Upgradeable: Being a rather generic map reduce engine with a great distributed file system if you later have problems that involve large data if you're used to using Hadoop you don't have to migrate to a new solution. So Hadoop gives you a simulation platform that will also scale to a large data platform for (nearly) free!
Support: Being open source and used by so many companies, the number of resources, both on line and off, for Hadoop are numerous. Many of those resources are written with the assumption of "big data" but they are still useful for learning to think in a map reduce way.
Portability: I have built analysis on top of proprietary engines using proprietary tools which took considerable learning to get working. When I later changed jobs and found myself at a firm without that same proprietary stack I had to learn a new set of tools and a new simulation stack. Never again. I traded in SAS for R and our old grid framework for Hadoop. Both are open source and I know that I can land at any job in the future and immediately have tools at my fingertips to start kicking ass.
Hadoop can be made to perform your simulation if you already have a Hadoop cluster, but it's not the best tool for the kind of application you are describing. Hadoop is built to make working on big data possible, and you don't have big data -- you have big computation.
I like Gearman (http://gearman.org/) for this sort of thing.

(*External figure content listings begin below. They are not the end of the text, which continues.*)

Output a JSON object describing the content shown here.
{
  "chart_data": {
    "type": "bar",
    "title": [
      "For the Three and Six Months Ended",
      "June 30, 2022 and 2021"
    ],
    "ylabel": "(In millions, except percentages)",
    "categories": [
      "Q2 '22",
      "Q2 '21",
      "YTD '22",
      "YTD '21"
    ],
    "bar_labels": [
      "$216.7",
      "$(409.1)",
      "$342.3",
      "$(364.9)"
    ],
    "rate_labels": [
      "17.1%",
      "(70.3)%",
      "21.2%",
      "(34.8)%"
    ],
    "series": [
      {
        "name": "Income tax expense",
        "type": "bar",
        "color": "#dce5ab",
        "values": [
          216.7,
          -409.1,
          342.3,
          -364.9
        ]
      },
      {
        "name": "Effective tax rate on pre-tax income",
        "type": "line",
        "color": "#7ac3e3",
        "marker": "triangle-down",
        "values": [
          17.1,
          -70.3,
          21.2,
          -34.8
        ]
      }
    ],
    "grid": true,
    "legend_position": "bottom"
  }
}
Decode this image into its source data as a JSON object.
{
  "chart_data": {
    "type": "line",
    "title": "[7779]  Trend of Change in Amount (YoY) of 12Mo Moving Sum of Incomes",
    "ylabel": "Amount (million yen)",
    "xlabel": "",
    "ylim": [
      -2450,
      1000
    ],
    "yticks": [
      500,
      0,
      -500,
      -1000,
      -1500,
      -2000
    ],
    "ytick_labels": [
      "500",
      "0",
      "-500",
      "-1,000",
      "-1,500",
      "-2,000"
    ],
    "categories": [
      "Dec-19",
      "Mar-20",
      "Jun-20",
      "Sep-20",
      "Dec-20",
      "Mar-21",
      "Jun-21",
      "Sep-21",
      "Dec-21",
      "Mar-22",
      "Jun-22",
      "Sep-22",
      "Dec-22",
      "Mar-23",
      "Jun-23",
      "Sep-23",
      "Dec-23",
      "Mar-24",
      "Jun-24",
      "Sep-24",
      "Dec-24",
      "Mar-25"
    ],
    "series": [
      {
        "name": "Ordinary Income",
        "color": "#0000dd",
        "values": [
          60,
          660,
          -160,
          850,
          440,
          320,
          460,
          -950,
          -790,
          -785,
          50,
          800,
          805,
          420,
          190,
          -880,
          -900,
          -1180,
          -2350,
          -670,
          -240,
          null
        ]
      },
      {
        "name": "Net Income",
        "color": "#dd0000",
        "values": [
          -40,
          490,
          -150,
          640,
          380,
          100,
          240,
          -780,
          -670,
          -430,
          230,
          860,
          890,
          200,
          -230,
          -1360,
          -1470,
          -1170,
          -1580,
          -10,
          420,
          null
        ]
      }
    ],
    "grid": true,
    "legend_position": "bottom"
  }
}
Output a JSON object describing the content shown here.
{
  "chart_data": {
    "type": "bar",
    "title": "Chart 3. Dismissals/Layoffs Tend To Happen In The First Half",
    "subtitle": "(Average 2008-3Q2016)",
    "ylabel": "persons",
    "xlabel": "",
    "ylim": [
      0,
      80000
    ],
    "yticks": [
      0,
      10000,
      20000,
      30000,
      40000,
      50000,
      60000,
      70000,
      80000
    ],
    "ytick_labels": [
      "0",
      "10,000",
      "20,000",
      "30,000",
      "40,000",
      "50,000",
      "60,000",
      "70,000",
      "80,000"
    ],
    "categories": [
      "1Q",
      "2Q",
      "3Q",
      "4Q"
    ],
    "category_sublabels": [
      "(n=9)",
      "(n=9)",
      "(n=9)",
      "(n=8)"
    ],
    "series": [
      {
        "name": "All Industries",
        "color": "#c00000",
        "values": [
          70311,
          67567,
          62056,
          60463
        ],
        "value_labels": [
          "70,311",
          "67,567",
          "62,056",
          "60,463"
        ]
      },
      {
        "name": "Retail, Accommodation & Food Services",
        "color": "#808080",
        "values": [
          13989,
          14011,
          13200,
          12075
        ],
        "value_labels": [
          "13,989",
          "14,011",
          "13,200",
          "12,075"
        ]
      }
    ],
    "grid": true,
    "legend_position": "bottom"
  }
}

While you might be able to get by using MapReduce with Hadoop, it seems like what you're doing might be better suited for a grid/job scheduler such as Condor or Sun Grid Engine. Hadoop is more suited for doing something where you take a single (very large) input, split it into chunks for your worker machines to process, and then reduce it to produce an output.
Since you are already using Java, I suggest taking a look at GridGain which, I think, is particularly well suited to your problem.
Simply said, though Hadoop may solve your problem here, its not the right tool for your purpose.